Ming. Nov 17th, 2019

KPU Kota Balikpapan

Situs Resmi KPU Kota Balikpapan

Mendekati Hari Pencoblosan, KPU Lakukan Sosialisasi Di Lapas Balikpapan

BALIKPAPAN—Menjelang hari pencoblosan, KPU Kota Balikpapan kian gencar melakukan sosialisasi ke beberapa instansi. Diantaranya di Persatuan Purnawirawan Abri atau Pepabri beberapa waktu lalu. Kini giliran Lembaga Pemasyarakatan Kelas II Balikpapan yang disambangi KPU untuk melakukan sosialisasi, Senin (15/04/2019).
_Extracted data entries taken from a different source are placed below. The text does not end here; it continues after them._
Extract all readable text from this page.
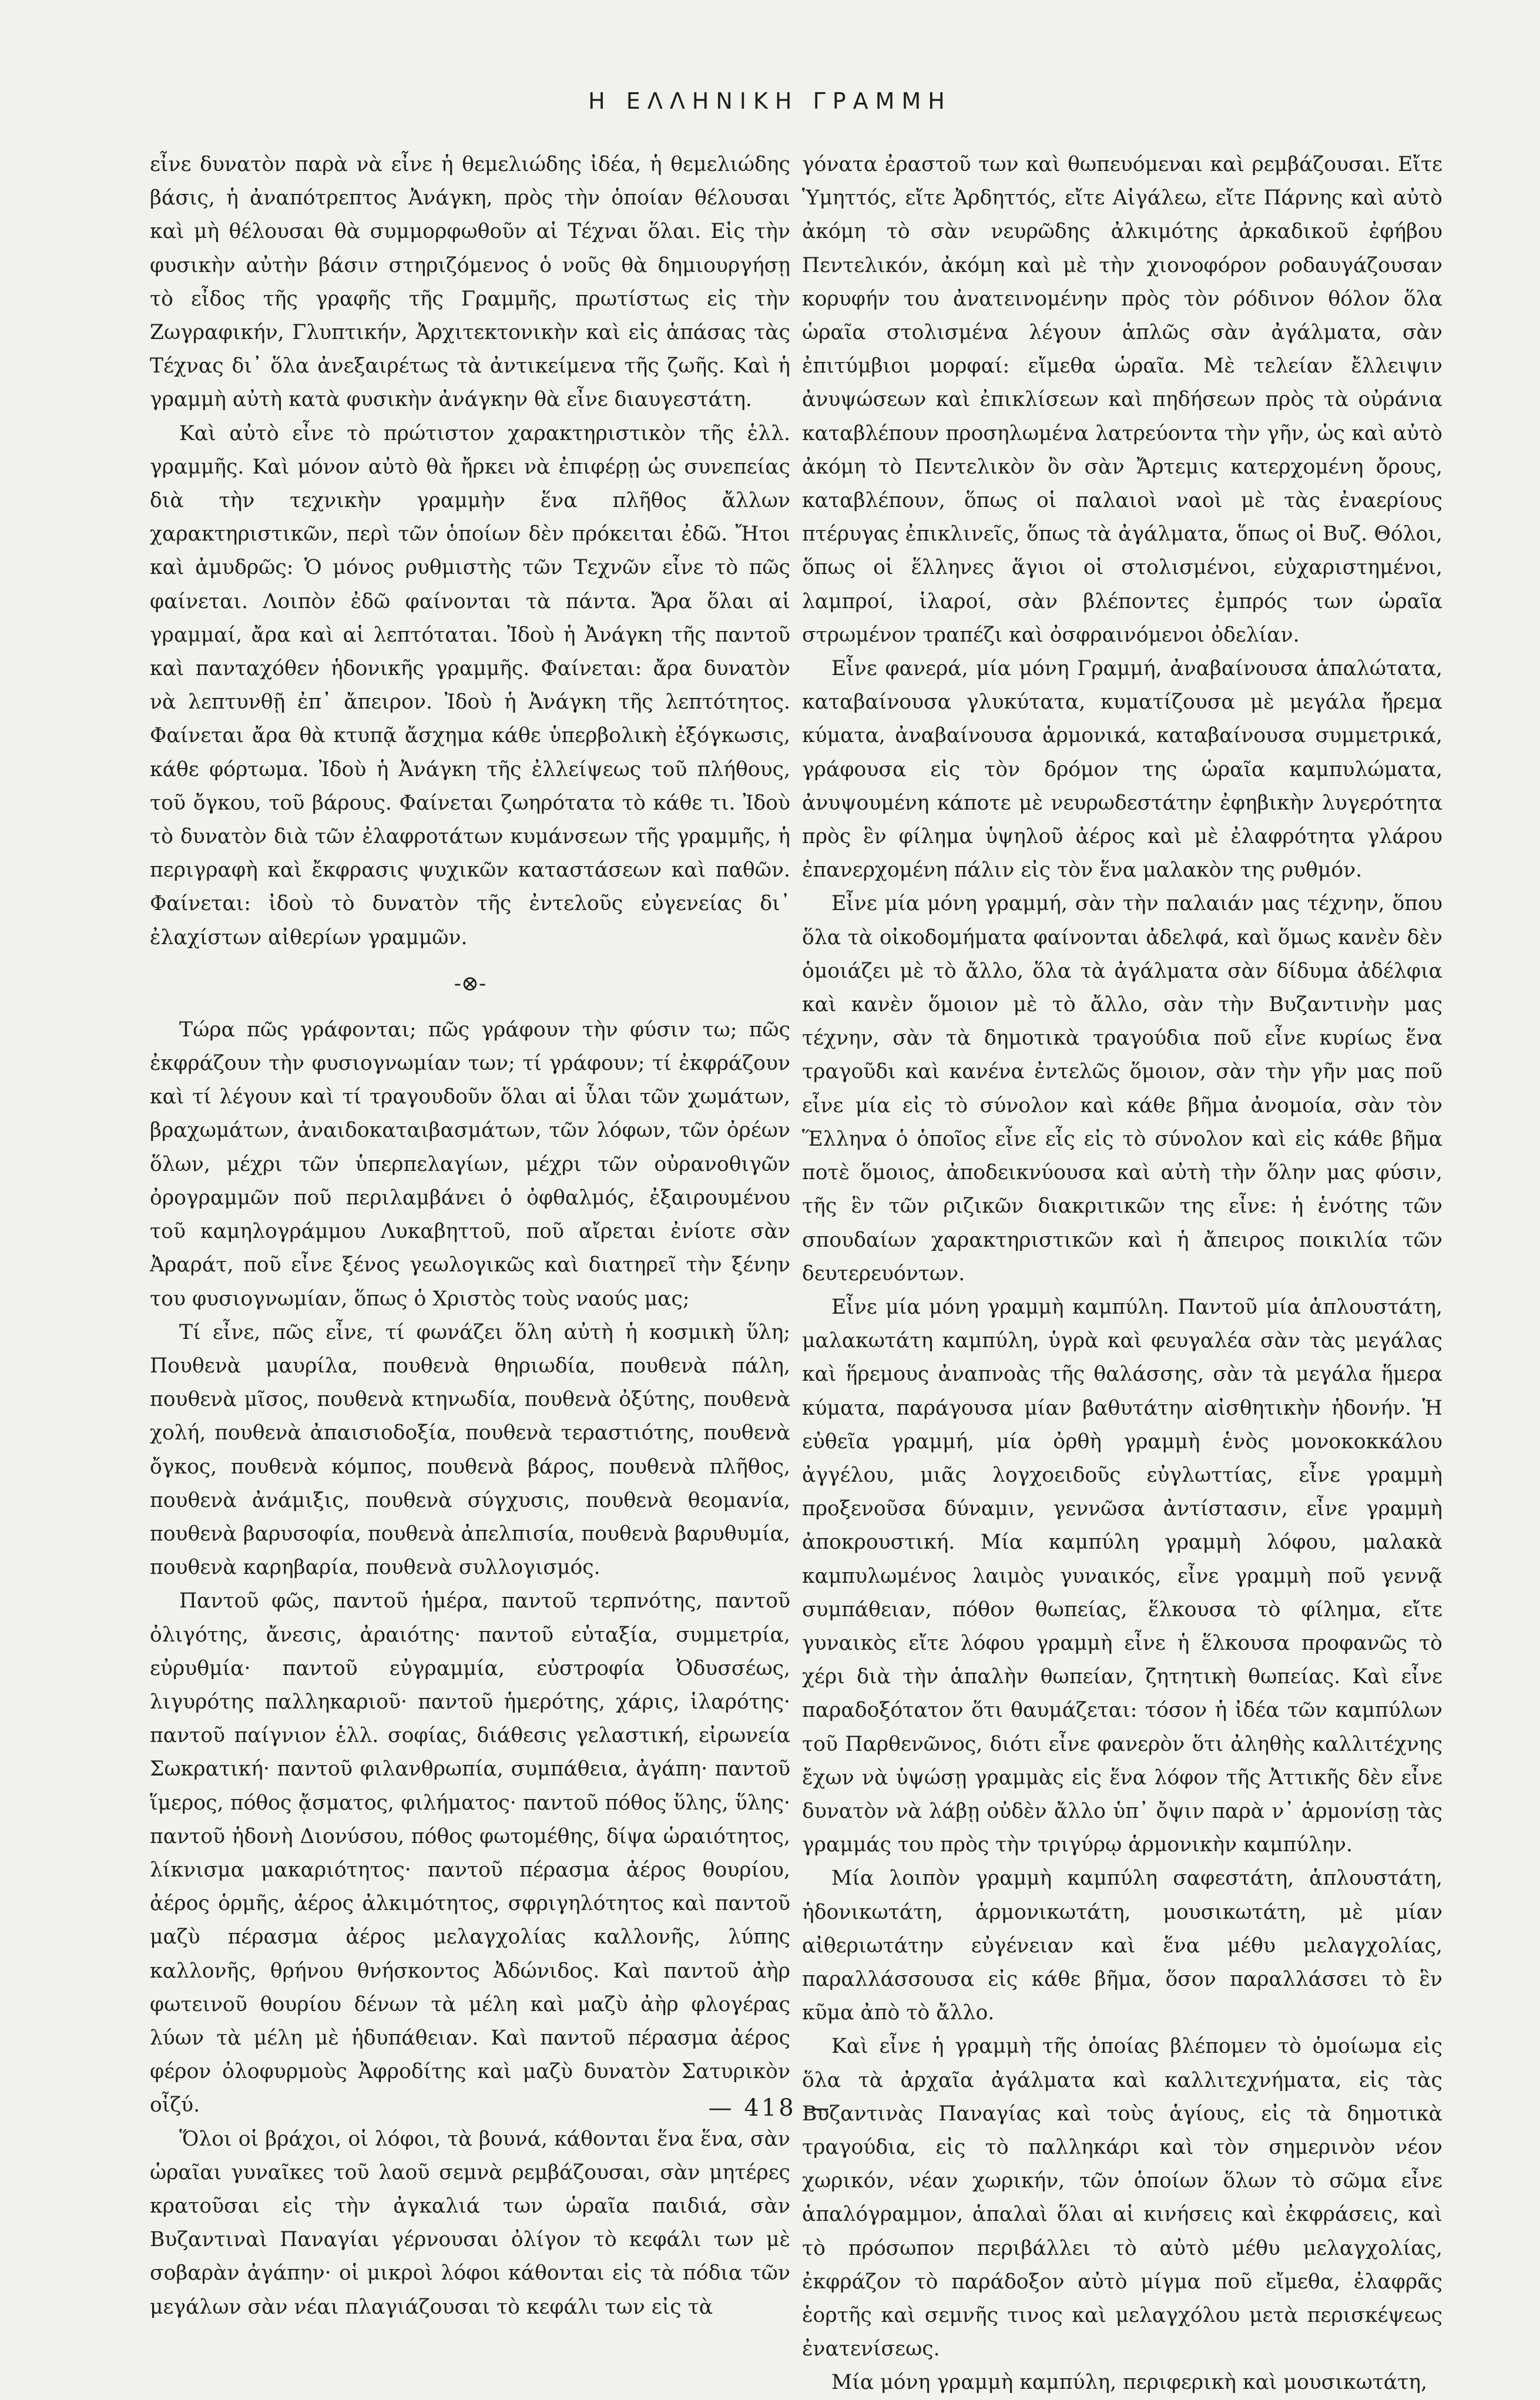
Η ΕΛΛΗΝΙΚΗ ΓΡΑΜΜΗ

εἶνε δυνατὸν παρὰ νὰ εἶνε ἡ θεμελιώδης ἰδέα, ἡ θεμελιώδης βάσις, ἡ ἀναπότρεπτος Ἀνάγκη, πρὸς τὴν ὁποίαν θέλουσαι καὶ μὴ θέλουσαι θὰ συμμορφωθοῦν αἱ Τέχναι ὅλαι. Εἰς τὴν φυσικὴν αὐτὴν βάσιν στηριζόμενος ὁ νοῦς θὰ δημιουργήσῃ τὸ εἶδος τῆς γραφῆς τῆς Γραμμῆς, πρωτίστως εἰς τὴν Ζωγραφικήν, Γλυπτικήν, Ἀρχιτεκτονικὴν καὶ εἰς ἁπάσας τὰς Τέχνας δι᾽ ὅλα ἀνεξαιρέτως τὰ ἀντικείμενα τῆς ζωῆς. Καὶ ἡ γραμμὴ αὐτὴ κατὰ φυσικὴν ἀνάγκην θὰ εἶνε διαυγεστάτη.

Καὶ αὐτὸ εἶνε τὸ πρώτιστον χαρακτηριστικὸν τῆς ἑλλ. γραμμῆς. Καὶ μόνον αὐτὸ θὰ ἤρκει νὰ ἐπιφέρῃ ὡς συνεπείας διὰ τὴν τεχνικὴν γραμμὴν ἕνα πλῆθος ἄλλων χαρακτηριστικῶν, περὶ τῶν ὁποίων δὲν πρόκειται ἐδῶ. Ἤτοι καὶ ἀμυδρῶς: Ὁ μόνος ρυθμιστὴς τῶν Τεχνῶν εἶνε τὸ πῶς φαίνεται. Λοιπὸν ἐδῶ φαίνονται τὰ πάντα. Ἄρα ὅλαι αἱ γραμμαί, ἄρα καὶ αἱ λεπτόταται. Ἰδοὺ ἡ Ἀνάγκη τῆς παντοῦ καὶ πανταχόθεν ἡδονικῆς γραμμῆς. Φαίνεται: ἄρα δυνατὸν νὰ λεπτυνθῇ ἐπ᾽ ἄπειρον. Ἰδοὺ ἡ Ἀνάγκη τῆς λεπτότητος. Φαίνεται ἄρα θὰ κτυπᾷ ἄσχημα κάθε ὑπερβολικὴ ἐξόγκωσις, κάθε φόρτωμα. Ἰδοὺ ἡ Ἀνάγκη τῆς ἐλλείψεως τοῦ πλήθους, τοῦ ὄγκου, τοῦ βάρους. Φαίνεται ζωηρότατα τὸ κάθε τι. Ἰδοὺ τὸ δυνατὸν διὰ τῶν ἐλαφροτάτων κυμάνσεων τῆς γραμμῆς, ἡ περιγραφὴ καὶ ἔκφρασις ψυχικῶν καταστάσεων καὶ παθῶν. Φαίνεται: ἰδοὺ τὸ δυνατὸν τῆς ἐντελοῦς εὐγενείας δι᾽ ἐλαχίστων αἰθερίων γραμμῶν.

-⊗-

Τώρα πῶς γράφονται; πῶς γράφουν τὴν φύσιν τω; πῶς ἐκφράζουν τὴν φυσιογνωμίαν των; τί γράφουν; τί ἐκφράζουν καὶ τί λέγουν καὶ τί τραγουδοῦν ὅλαι αἱ ὗλαι τῶν χωμάτων, βραχωμάτων, ἀναιδοκαταιβασμάτων, τῶν λόφων, τῶν ὀρέων ὅλων, μέχρι τῶν ὑπερπελαγίων, μέχρι τῶν οὐρανοθιγῶν ὀρογραμμῶν ποῦ περιλαμβάνει ὁ ὀφθαλμός, ἐξαιρουμένου τοῦ καμηλογράμμου Λυκαβηττοῦ, ποῦ αἴρεται ἐνίοτε σὰν Ἀραράτ, ποῦ εἶνε ξένος γεωλογικῶς καὶ διατηρεῖ τὴν ξένην του φυσιογνωμίαν, ὅπως ὁ Χριστὸς τοὺς ναούς μας;

Τί εἶνε, πῶς εἶνε, τί φωνάζει ὅλη αὐτὴ ἡ κοσμικὴ ὕλη; Πουθενὰ μαυρίλα, πουθενὰ θηριωδία, πουθενὰ πάλη, πουθενὰ μῖσος, πουθενὰ κτηνωδία, πουθενὰ ὀξύτης, πουθενὰ χολή, πουθενὰ ἀπαισιοδοξία, πουθενὰ τεραστιότης, πουθενὰ ὄγκος, πουθενὰ κόμπος, πουθενὰ βάρος, πουθενὰ πλῆθος, πουθενὰ ἀνάμιξις, πουθενὰ σύγχυσις, πουθενὰ θεομανία, πουθενὰ βαρυσοφία, πουθενὰ ἀπελπισία, πουθενὰ βαρυθυμία, πουθενὰ καρηβαρία, πουθενὰ συλλογισμός.

Παντοῦ φῶς, παντοῦ ἡμέρα, παντοῦ τερπνότης, παντοῦ ὀλιγότης, ἄνεσις, ἀραιότης· παντοῦ εὐταξία, συμμετρία, εὐρυθμία· παντοῦ εὐγραμμία, εὐστροφία Ὀδυσσέως, λιγυρότης παλληκαριοῦ· παντοῦ ἡμερότης, χάρις, ἱλαρότης· παντοῦ παίγνιον ἑλλ. σοφίας, διάθεσις γελαστική, εἰρωνεία Σωκρατική· παντοῦ φιλανθρωπία, συμπάθεια, ἀγάπη· παντοῦ ἵμερος, πόθος ᾄσματος, φιλήματος· παντοῦ πόθος ὕλης, ὕλης· παντοῦ ἡδονὴ Διονύσου, πόθος φωτομέθης, δίψα ὡραιότητος, λίκνισμα μακαριότητος· παντοῦ πέρασμα ἀέρος θουρίου, ἀέρος ὁρμῆς, ἀέρος ἀλκιμότητος, σφριγηλότητος καὶ παντοῦ μαζὺ πέρασμα ἀέρος μελαγχολίας καλλονῆς, λύπης καλλονῆς, θρήνου θνήσκοντος Ἀδώνιδος. Καὶ παντοῦ ἀὴρ φωτεινοῦ θουρίου δένων τὰ μέλη καὶ μαζὺ ἀὴρ φλογέρας λύων τὰ μέλη μὲ ἡδυπάθειαν. Καὶ παντοῦ πέρασμα ἀέρος φέρον ὀλοφυρμοὺς Ἀφροδίτης καὶ μαζὺ δυνατὸν Σατυρικὸν οἶζύ.

Ὅλοι οἱ βράχοι, οἱ λόφοι, τὰ βουνά, κάθονται ἕνα ἕνα, σὰν ὡραῖαι γυναῖκες τοῦ λαοῦ σεμνὰ ρεμβάζουσαι, σὰν μητέρες κρατοῦσαι εἰς τὴν ἀγκαλιά των ὡραῖα παιδιά, σὰν Βυζαντιναὶ Παναγίαι γέρνουσαι ὀλίγον τὸ κεφάλι των μὲ σοβαρὰν ἀγάπην· οἱ μικροὶ λόφοι κάθονται εἰς τὰ πόδια τῶν μεγάλων σὰν νέαι πλαγιάζουσαι τὸ κεφάλι των εἰς τὰ

γόνατα ἐραστοῦ των καὶ θωπευόμεναι καὶ ρεμβάζουσαι. Εἴτε Ὑμηττός, εἴτε Ἀρδηττός, εἴτε Αἰγάλεω, εἴτε Πάρνης καὶ αὐτὸ ἀκόμη τὸ σὰν νευρῶδης ἀλκιμότης ἀρκαδικοῦ ἐφήβου Πεντελικόν, ἀκόμη καὶ μὲ τὴν χιονοφόρον ροδαυγάζουσαν κορυφήν του ἀνατεινομένην πρὸς τὸν ρόδινον θόλον ὅλα ὡραῖα στολισμένα λέγουν ἁπλῶς σὰν ἀγάλματα, σὰν ἐπιτύμβιοι μορφαί: εἴμεθα ὡραῖα. Μὲ τελείαν ἔλλειψιν ἀνυψώσεων καὶ ἐπικλίσεων καὶ πηδήσεων πρὸς τὰ οὐράνια καταβλέπουν προσηλωμένα λατρεύοντα τὴν γῆν, ὡς καὶ αὐτὸ ἀκόμη τὸ Πεντελικὸν ὂν σὰν Ἄρτεμις κατερχομένη ὄρους, καταβλέπουν, ὅπως οἱ παλαιοὶ ναοὶ μὲ τὰς ἐναερίους πτέρυγας ἐπικλινεῖς, ὅπως τὰ ἀγάλματα, ὅπως οἱ Βυζ. Θόλοι, ὅπως οἱ ἕλληνες ἅγιοι οἱ στολισμένοι, εὐχαριστημένοι, λαμπροί, ἱλαροί, σὰν βλέποντες ἐμπρός των ὡραῖα στρωμένον τραπέζι καὶ ὀσφραινόμενοι ὀδελίαν.

Εἶνε φανερά, μία μόνη Γραμμή, ἀναβαίνουσα ἁπαλώτατα, καταβαίνουσα γλυκύτατα, κυματίζουσα μὲ μεγάλα ἤρεμα κύματα, ἀναβαίνουσα ἁρμονικά, καταβαίνουσα συμμετρικά, γράφουσα εἰς τὸν δρόμον της ὡραῖα καμπυλώματα, ἀνυψουμένη κάποτε μὲ νευρωδεστάτην ἐφηβικὴν λυγερότητα πρὸς ἓν φίλημα ὑψηλοῦ ἀέρος καὶ μὲ ἐλαφρότητα γλάρου ἐπανερχομένη πάλιν εἰς τὸν ἕνα μαλακὸν της ρυθμόν.

Εἶνε μία μόνη γραμμή, σὰν τὴν παλαιάν μας τέχνην, ὅπου ὅλα τὰ οἰκοδομήματα φαίνονται ἀδελφά, καὶ ὅμως κανὲν δὲν ὁμοιάζει μὲ τὸ ἄλλο, ὅλα τὰ ἀγάλματα σὰν δίδυμα ἀδέλφια καὶ κανὲν ὅμοιον μὲ τὸ ἄλλο, σὰν τὴν Βυζαντινὴν μας τέχνην, σὰν τὰ δημοτικὰ τραγούδια ποῦ εἶνε κυρίως ἕνα τραγοῦδι καὶ κανένα ἐντελῶς ὅμοιον, σὰν τὴν γῆν μας ποῦ εἶνε μία εἰς τὸ σύνολον καὶ κάθε βῆμα ἀνομοία, σὰν τὸν Ἕλληνα ὁ ὁποῖος εἶνε εἷς εἰς τὸ σύνολον καὶ εἰς κάθε βῆμα ποτὲ ὅμοιος, ἀποδεικνύουσα καὶ αὐτὴ τὴν ὅλην μας φύσιν, τῆς ἓν τῶν ριζικῶν διακριτικῶν της εἶνε: ἡ ἑνότης τῶν σπουδαίων χαρακτηριστικῶν καὶ ἡ ἄπειρος ποικιλία τῶν δευτερευόντων.

Εἶνε μία μόνη γραμμὴ καμπύλη. Παντοῦ μία ἁπλουστάτη, μαλακωτάτη καμπύλη, ὑγρὰ καὶ φευγαλέα σὰν τὰς μεγάλας καὶ ἥρεμους ἀναπνοὰς τῆς θαλάσσης, σὰν τὰ μεγάλα ἥμερα κύματα, παράγουσα μίαν βαθυτάτην αἰσθητικὴν ἡδονήν. Ἡ εὐθεῖα γραμμή, μία ὀρθὴ γραμμὴ ἑνὸς μονοκοκκάλου ἀγγέλου, μιᾶς λογχοειδοῦς εὐγλωττίας, εἶνε γραμμὴ προξενοῦσα δύναμιν, γεννῶσα ἀντίστασιν, εἶνε γραμμὴ ἀποκρουστική. Μία καμπύλη γραμμὴ λόφου, μαλακὰ καμπυλωμένος λαιμὸς γυναικός, εἶνε γραμμὴ ποῦ γεννᾷ συμπάθειαν, πόθον θωπείας, ἕλκουσα τὸ φίλημα, εἴτε γυναικὸς εἴτε λόφου γραμμὴ εἶνε ἡ ἕλκουσα προφανῶς τὸ χέρι διὰ τὴν ἁπαλὴν θωπείαν, ζητητικὴ θωπείας. Καὶ εἶνε παραδοξότατον ὅτι θαυμάζεται: τόσον ἡ ἰδέα τῶν καμπύλων τοῦ Παρθενῶνος, διότι εἶνε φανερὸν ὅτι ἀληθὴς καλλιτέχνης ἔχων νὰ ὑψώσῃ γραμμὰς εἰς ἕνα λόφον τῆς Ἀττικῆς δὲν εἶνε δυνατὸν νὰ λάβῃ οὐδὲν ἄλλο ὑπ᾽ ὄψιν παρὰ ν᾽ ἁρμονίσῃ τὰς γραμμάς του πρὸς τὴν τριγύρῳ ἁρμονικὴν καμπύλην.

Μία λοιπὸν γραμμὴ καμπύλη σαφεστάτη, ἁπλουστάτη, ἡδονικωτάτη, ἁρμονικωτάτη, μουσικωτάτη, μὲ μίαν αἰθεριωτάτην εὐγένειαν καὶ ἕνα μέθυ μελαγχολίας, παραλλάσσουσα εἰς κάθε βῆμα, ὅσον παραλλάσσει τὸ ἓν κῦμα ἀπὸ τὸ ἄλλο.

Καὶ εἶνε ἡ γραμμὴ τῆς ὁποίας βλέπομεν τὸ ὁμοίωμα εἰς ὅλα τὰ ἀρχαῖα ἀγάλματα καὶ καλλιτεχνήματα, εἰς τὰς Βυζαντινὰς Παναγίας καὶ τοὺς ἁγίους, εἰς τὰ δημοτικὰ τραγούδια, εἰς τὸ παλληκάρι καὶ τὸν σημερινὸν νέον χωρικόν, νέαν χωρικήν, τῶν ὁποίων ὅλων τὸ σῶμα εἶνε ἁπαλόγραμμον, ἁπαλαὶ ὅλαι αἱ κινήσεις καὶ ἐκφράσεις, καὶ τὸ πρόσωπον περιβάλλει τὸ αὐτὸ μέθυ μελαγχολίας, ἐκφράζον τὸ παράδοξον αὐτὸ μίγμα ποῦ εἴμεθα, ἐλαφρᾶς ἑορτῆς καὶ σεμνῆς τινος καὶ μελαγχόλου μετὰ περισκέψεως ἐνατενίσεως.

Μία μόνη γραμμὴ καμπύλη, περιφερικὴ καὶ μουσικωτάτη,

— 418 —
Kedatangan Komisioner KPU Kota Balikpapan yang diwakili Syahrul Karim ke Lembaga Pemsyarakatan ini tak lain bertujuan mengajak warga binaan agar dapat menyalurkan pilihannya saat hari pencoblosan nanti. Di hadapan ratusan warga binaan Lemabaga Pemasyarakatan Syahrul menyampaikan tentang tata cara yang benar saat mencoblos. Agar surat suara yang nantinya dicoblos oleh para warga binaan ini dapat dinyatakan sah.

Pada kesempatan yang sama, Kepala Lembaga Pemsyarakatan Kelas II Balikpapan Iman Setya Gunawan mengatakan, pihaknya saat menyesali tentang tidak ada perhatian dari instansi lain terkait dengan warga binaan yang tidak dapat memilih pada saat pencoblosan nanti.


Ia mengatakan, dari 1074 orang warga binaan yang menghuni di Lembaga Pemsyarakatan tersebut, ternyata hanya ada 195 orang warga binaan saja yang bisa ikut memilih. Ia mengaku heran, padahal menurutnya, pihak Dinas Kependudukan dan Catatan Sipil Kota Balikpapan sudah beberapa kali melakukan perekaman KTP bagi warga binaan yang dilakukan Lembaga Pemasyarakatan tersebut. “Sebenarnya sosialisasi yang dilakukan KPU sudah sangat baik. Agar warga binaan kami memahami seperti apa Pemilu itu. Seperti pemilihan caleg. Kan di situ hanya ada nama dan nomor. Namun sayang, kenapa banyak warga binaan kami yang tidak bisa memilih,” ujar Kalapas Imam Setya Gunawan.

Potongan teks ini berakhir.